2018-10-24 13:45:56 | 恩田陸
 主人公・神原恵弥(かんばらめぐみ)は、アメリカの製薬会社日本法人に勤め、1年の半分を海外出張している。ウィルスハンターというのだろうか、薬の原材料になりそうなものを世界各地で探しているのだ。
 その彼が知人から「T共和国に行くなら、この女性アキコ・スタンバーグを探してほしい」と頼まれた。T共和国では、薬や健康食品の見本市が開かれ、それの視察に行くのだが、もちろんそれは表向き。水面下では、怪しげな人物との接触を図ろうとしている。
 T共和国の見本市に到着した恵弥が、指示されたカフェに行くと、窓からアキコ・スタンバーグが歩いているのが見えた。驚き慌てて、彼女を追いかけると、彼女は通り魔に刺されて…。
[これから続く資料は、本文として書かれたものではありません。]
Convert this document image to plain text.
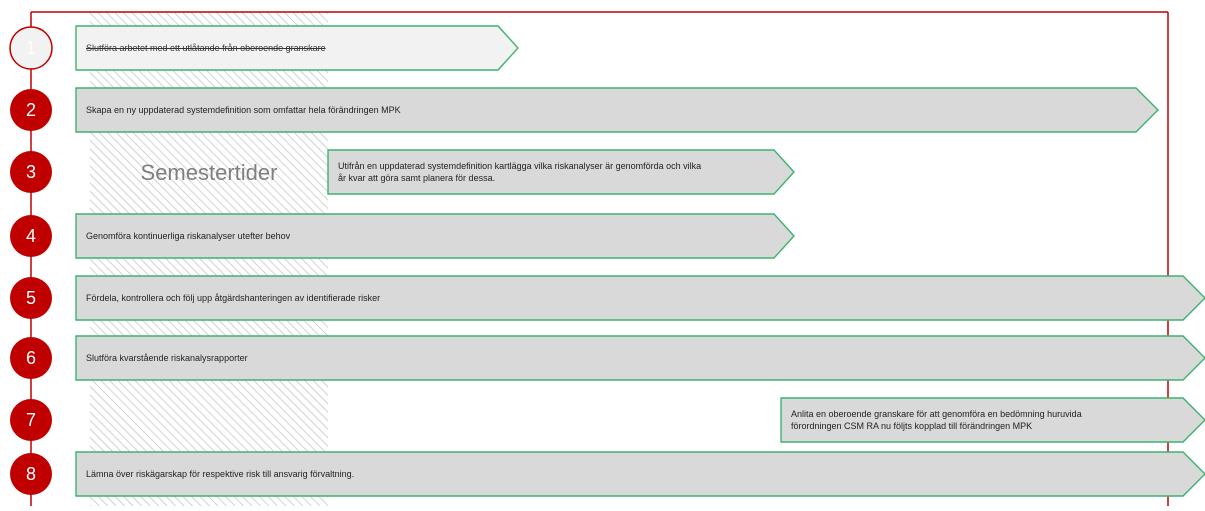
Semestertider
1
2
3
4
5
6
7
8
Slutföra arbetet med ett utlåtande från oberoende granskare
Skapa en ny uppdaterad systemdefinition som omfattar hela förändringen MPK
Utifrån en uppdaterad systemdefinition kartlägga vilka riskanalyser är genomförda och vilka
år kvar att göra samt planera för dessa.
Genomföra kontinuerliga riskanalyser utefter behov
Fördela, kontrollera och följ upp åtgärdshanteringen av identifierade risker
Slutföra kvarstående riskanalysrapporter
Anlita en oberoende granskare för att genomföra en bedömning huruvida
förordningen CSM RA nu följts kopplad till förändringen MPK
Lämna över riskägarskap för respektive risk till ansvarig förvaltning.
 恩田陸の作品だから、ツマラナイわけないが竜頭蛇尾というか尻すぼみというか…。謎は一応解けたが、すごいアクションシーンを期待していたのに、ちょっと残念。
 これは、シリーズ第3作という事なので人気があるんだろう。キャラが立ってる。青年マンガ誌に連載されてもおかしくないぐらい。
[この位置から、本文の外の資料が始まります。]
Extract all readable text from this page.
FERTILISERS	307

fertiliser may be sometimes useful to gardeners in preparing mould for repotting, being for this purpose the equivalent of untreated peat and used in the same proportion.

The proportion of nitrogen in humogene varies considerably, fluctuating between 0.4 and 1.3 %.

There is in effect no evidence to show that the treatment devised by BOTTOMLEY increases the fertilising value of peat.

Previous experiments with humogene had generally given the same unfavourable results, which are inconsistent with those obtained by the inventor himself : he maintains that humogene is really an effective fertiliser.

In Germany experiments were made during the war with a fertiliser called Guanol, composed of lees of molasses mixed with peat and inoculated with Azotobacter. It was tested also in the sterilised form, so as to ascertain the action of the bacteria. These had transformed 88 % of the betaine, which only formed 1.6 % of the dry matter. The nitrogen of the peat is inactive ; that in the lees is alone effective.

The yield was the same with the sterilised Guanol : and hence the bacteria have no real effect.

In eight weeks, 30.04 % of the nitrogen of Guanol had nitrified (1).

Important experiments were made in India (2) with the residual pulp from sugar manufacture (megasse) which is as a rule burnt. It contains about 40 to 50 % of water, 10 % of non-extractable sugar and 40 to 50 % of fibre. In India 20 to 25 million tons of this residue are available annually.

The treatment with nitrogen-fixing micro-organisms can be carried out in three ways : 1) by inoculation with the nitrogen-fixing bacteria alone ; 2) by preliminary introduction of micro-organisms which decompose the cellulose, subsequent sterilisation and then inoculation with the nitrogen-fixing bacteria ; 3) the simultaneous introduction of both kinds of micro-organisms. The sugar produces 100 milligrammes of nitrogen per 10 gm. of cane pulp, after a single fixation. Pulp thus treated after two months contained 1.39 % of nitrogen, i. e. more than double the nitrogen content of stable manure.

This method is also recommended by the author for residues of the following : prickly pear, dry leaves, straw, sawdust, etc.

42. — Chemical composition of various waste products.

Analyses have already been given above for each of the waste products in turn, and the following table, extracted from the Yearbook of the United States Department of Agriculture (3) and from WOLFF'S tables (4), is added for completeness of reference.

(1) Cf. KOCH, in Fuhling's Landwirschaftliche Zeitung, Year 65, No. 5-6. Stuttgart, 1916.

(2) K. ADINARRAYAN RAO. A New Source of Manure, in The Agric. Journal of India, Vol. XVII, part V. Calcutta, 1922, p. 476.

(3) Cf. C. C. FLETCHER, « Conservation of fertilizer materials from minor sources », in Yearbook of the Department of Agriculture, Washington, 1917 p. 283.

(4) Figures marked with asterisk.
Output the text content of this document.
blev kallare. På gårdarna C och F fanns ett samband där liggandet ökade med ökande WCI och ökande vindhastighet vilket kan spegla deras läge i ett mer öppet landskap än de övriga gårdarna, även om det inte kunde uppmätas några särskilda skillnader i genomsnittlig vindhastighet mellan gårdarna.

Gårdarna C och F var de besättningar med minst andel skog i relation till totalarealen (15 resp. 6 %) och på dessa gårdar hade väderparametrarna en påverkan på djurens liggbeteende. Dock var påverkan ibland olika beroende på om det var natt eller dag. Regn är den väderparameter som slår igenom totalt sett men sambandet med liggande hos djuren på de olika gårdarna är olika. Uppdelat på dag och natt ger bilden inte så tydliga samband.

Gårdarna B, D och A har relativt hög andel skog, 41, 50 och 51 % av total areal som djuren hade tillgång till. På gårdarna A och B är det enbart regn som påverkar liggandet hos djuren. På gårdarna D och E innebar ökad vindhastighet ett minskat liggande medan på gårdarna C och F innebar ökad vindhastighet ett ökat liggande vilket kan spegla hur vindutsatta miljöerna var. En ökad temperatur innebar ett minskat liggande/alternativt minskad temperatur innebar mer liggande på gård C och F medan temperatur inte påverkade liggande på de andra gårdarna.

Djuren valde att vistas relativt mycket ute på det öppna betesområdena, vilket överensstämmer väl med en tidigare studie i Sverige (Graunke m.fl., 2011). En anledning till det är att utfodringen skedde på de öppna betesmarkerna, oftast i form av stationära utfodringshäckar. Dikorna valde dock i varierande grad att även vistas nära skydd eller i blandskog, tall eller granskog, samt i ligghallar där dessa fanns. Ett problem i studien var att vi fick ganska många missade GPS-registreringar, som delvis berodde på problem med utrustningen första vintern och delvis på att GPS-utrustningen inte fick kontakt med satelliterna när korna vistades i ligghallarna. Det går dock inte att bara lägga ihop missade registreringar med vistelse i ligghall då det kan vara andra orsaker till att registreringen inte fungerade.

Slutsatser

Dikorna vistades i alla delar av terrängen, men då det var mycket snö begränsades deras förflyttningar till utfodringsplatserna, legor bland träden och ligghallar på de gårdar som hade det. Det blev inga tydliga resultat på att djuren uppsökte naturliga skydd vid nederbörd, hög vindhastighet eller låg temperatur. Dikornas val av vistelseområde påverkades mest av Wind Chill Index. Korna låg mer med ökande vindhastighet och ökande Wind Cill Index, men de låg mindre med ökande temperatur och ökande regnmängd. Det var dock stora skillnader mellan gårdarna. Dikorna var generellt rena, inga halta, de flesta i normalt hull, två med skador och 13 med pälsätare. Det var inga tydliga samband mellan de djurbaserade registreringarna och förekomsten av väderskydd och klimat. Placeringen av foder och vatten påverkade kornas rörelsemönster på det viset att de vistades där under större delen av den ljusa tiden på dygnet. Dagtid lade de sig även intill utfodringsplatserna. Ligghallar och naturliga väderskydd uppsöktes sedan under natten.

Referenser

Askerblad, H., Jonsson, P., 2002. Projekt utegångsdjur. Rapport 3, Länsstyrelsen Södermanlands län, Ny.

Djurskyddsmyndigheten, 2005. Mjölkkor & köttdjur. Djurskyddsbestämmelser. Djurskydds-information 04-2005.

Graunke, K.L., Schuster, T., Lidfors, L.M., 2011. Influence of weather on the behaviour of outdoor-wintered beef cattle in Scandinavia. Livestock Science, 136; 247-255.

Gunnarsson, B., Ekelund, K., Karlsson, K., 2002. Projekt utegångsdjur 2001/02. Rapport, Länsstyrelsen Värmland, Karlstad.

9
 主人公・神原恵弥は、とっても個性的。中肉中背、引き締まった筋肉、短く刈り上げた漆黒の髪に浅黒い肌、端正な顔立ち、年齢は30代半ば。でも、最初の独白のセリフが「わざとなの?」だったので、えっ?! 女の人だっけ? と、前のページを読み返したのだ。ゲイに近いバイという設定。
 彼の双子の妹も、腹黒く口と根性が悪い弁護士だし、彼の友人たちも放浪癖があったり、エリートだけどエキセントリックな所があったり。脇役陣も魅力的。

 そうそう、恵弥には特殊な能力があり、見た物を写真のように記憶することができる。地図を記憶するのは得意で、等高線を見れば3D画像を写し出すがごとく、頭の中に実際の風景を思い描くことが可能。
 人物でも、正面、右側、背後、左側、上から、下からの写真が複数あれば、頭の中でその人物が立ち上がってくる。スゴイ能力!
 こういう登場人物は、恩田陸作品によく出てくる。

 シリーズ第1作『MAZE(メイズ)』 第2作『クレオパトラの夢』両方とも双葉文庫で出てるらしい。絶対読もう!

P.S. 私、一番最初に「恵弥」を「えみや」と読んでしまったので、どうしても「めぐみ」とは読みづらい。一度頭に入っちゃうと、面倒くさいよね。